We can apply this notion to higher-order tensors. For example, the data of images are indeed, 3-dimensional tensor,
because real-world images usually include color information, which requires multiple channels. So, for any image \(I\),
\[
I \in \mathbb{R}^{H \times W \times C}
\]
where \(H\) is height, \(W\) is width, and \(C\) is channels(e.g., RGB: \(C = 3\)) of the image.
Formally, a tensor is an element of a tensor product of vector spaces.
Consider vector spaces \(V\) and \(W\) over a field \(\mathbb{F}\). The tensor product of \(V\) and \(W\), denoted \(V \otimes W\)

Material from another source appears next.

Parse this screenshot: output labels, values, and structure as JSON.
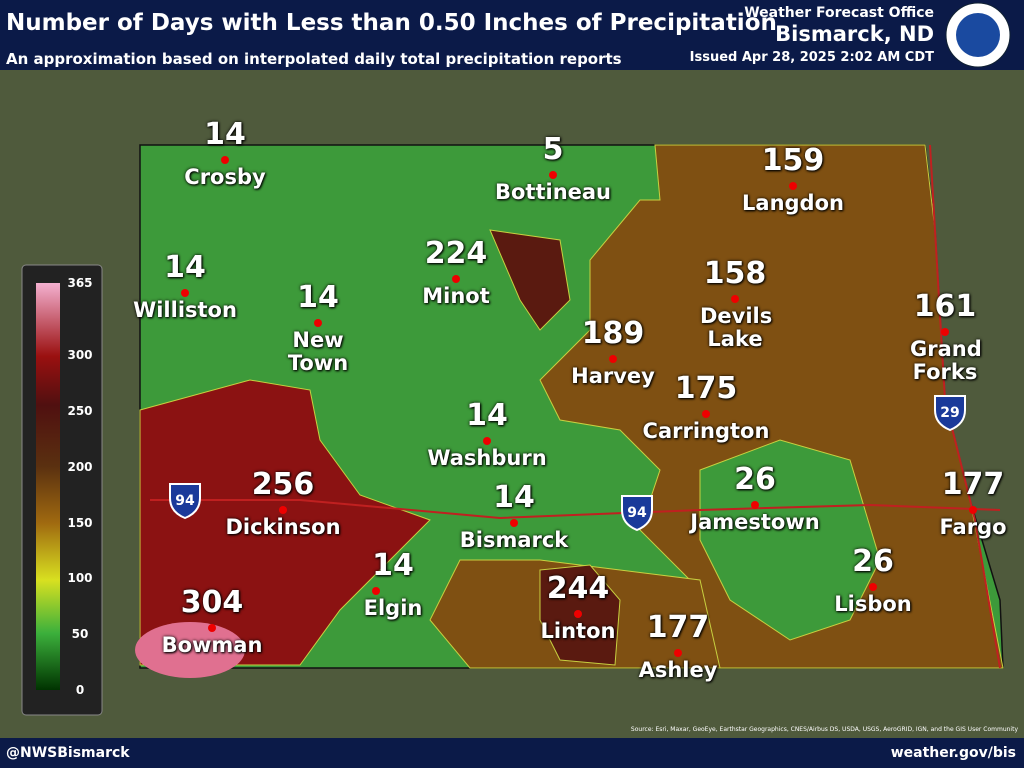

is a new vector space(tensor product space) whose elements are linear combinations of tensor products of vectors:
\[
v \otimes w \quad \text{where } v \in V, \, w \in W.
\]
A rank-r tensor, \(T\) is an element of a tensor product of \(r\) vector spaces:
\[
T \in V_1 \otimes V_2 \otimes \cdots \otimes V_r.
\]
In this context,
- A scalar is a rank-0 tensor, which is an element of \(\mathbb{F}\).
- A vector is a rank-1 tensor, which is an element of the vector space \(V\) or \(W\).
- A matrix is a rank-2 tensor, which is an element of the tensor product space \(V \otimes W\).
So, the Kronecker product is just a specific case of the tensor product applied to "matrices" and
the tensor product is a more general mathematical operation that applies to multilinear maps.